To the guy who thinks he won,
This isn't a game, there's no "champion" but you seem to think so. You are so determined to end up being the best one in the end when nothing you did to me was good. However, you did put on one hell of a show. I wonder if anything you said or did was real or the truth, and if the time spent with me was actually something you wanted. Because who just looks at someone and wants to play them like you did with me?
Maybe I should've realized something was off when everything was on your terms. When we saw each other, talked, and so on. I made excuses for you constantly. How you were treating me wasn't common for two people who were starting to talk, but I'm sometimes too understanding and always giving out second chances. My friends knew it but I'm stubborn and I hoped for something better to come of this.
I wish I wasn't so gullible. Because at that point where I knew something better wasn't coming, that's when I felt like you won. You had gotten to me and made me feel like a fool. All the signs were there, how could I not notice and let you win? But then blaming myself didn't sit well, blame me for your faults and lies and everything in between? No, that couldn't happen.
The truth is me, or any other girl out there, doesn't need a companion constantly there to tell us how great we are, we should know that for ourselves. I was living my life and doing great before you, so who's to say I can't do that after you? Why reach into the freezer for my favorite Ben & Jerry's on a Friday night when I can go out with my best friends?
No, not to show I'm so much better without you, or in hopes you'll see me and take back everything, but for me. Because I deserve happiness. Because I deserve to be nothing less than second best to someone who I make a priority. I deserve what you couldn't give me.

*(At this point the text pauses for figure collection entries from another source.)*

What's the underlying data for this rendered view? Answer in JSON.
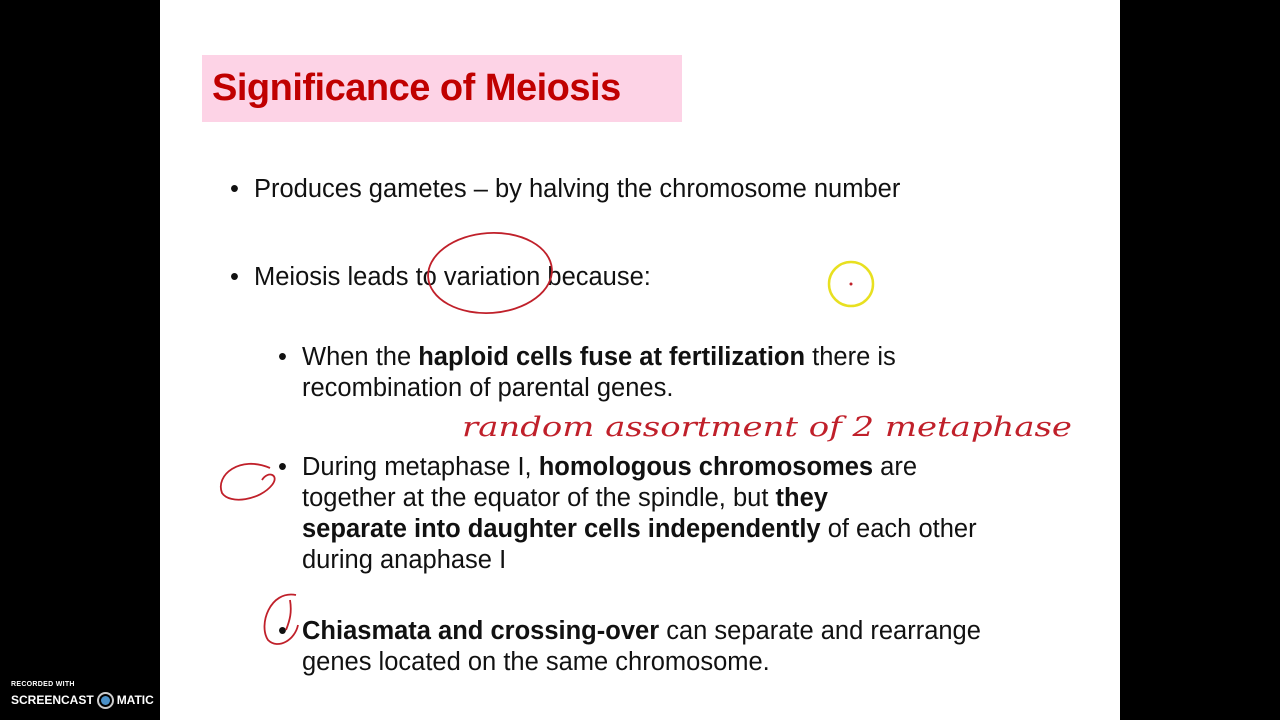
{
  "slide": {
    "title": "Significance of Meiosis",
    "bullets": [
      {
        "text": "Produces gametes – by halving the chromosome number"
      },
      {
        "text": "Meiosis leads to variation because:"
      }
    ],
    "sub_bullets": [
      {
        "parts": [
          "When the ",
          "haploid cells fuse at fertilization",
          " there is",
          "recombination of parental genes."
        ]
      },
      {
        "parts": [
          "During metaphase I, ",
          "homologous chromosomes",
          " are",
          "together at the equator   of the spindle, but ",
          "they",
          "separate into daughter cells independently",
          " of each other",
          "during anaphase I"
        ]
      },
      {
        "parts": [
          "Chiasmata and crossing-over",
          " can separate and rearrange",
          "genes located on the same chromosome."
        ]
      }
    ],
    "bullet_glyph": "•"
  },
  "annotation": {
    "handwriting": "random assortment of 2 metaphase",
    "ink_color": "#c0202a",
    "cursor_color": "#e8e020"
  },
  "watermark": {
    "line1": "RECORDED WITH",
    "brand_left": "SCREENCAST",
    "brand_right": "MATIC"
  }
}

Finding someone to love and to love me back may not be what's supposed to happen right now, but finding someone later on who treats me right will be worth the wait. The truth is I wasted too many days trying to be someone you wanted when who I am is enough.
So let me be clear when I say that you are not the winner here. Just because I no longer have you does not make me feel any less validated or worthy. And because you no longer have me, I have the power on how much you hurt me, which I will not allow. Because from here on out, I choose to not let you be the reason I cry, you won't be someone I lose sleep over, and you will be the text I ignore when you act like nothing is wrong. I'm not sorry but you do not get to get to me, there are so many other reasons for me to be excited about life and you do not have to be one of them.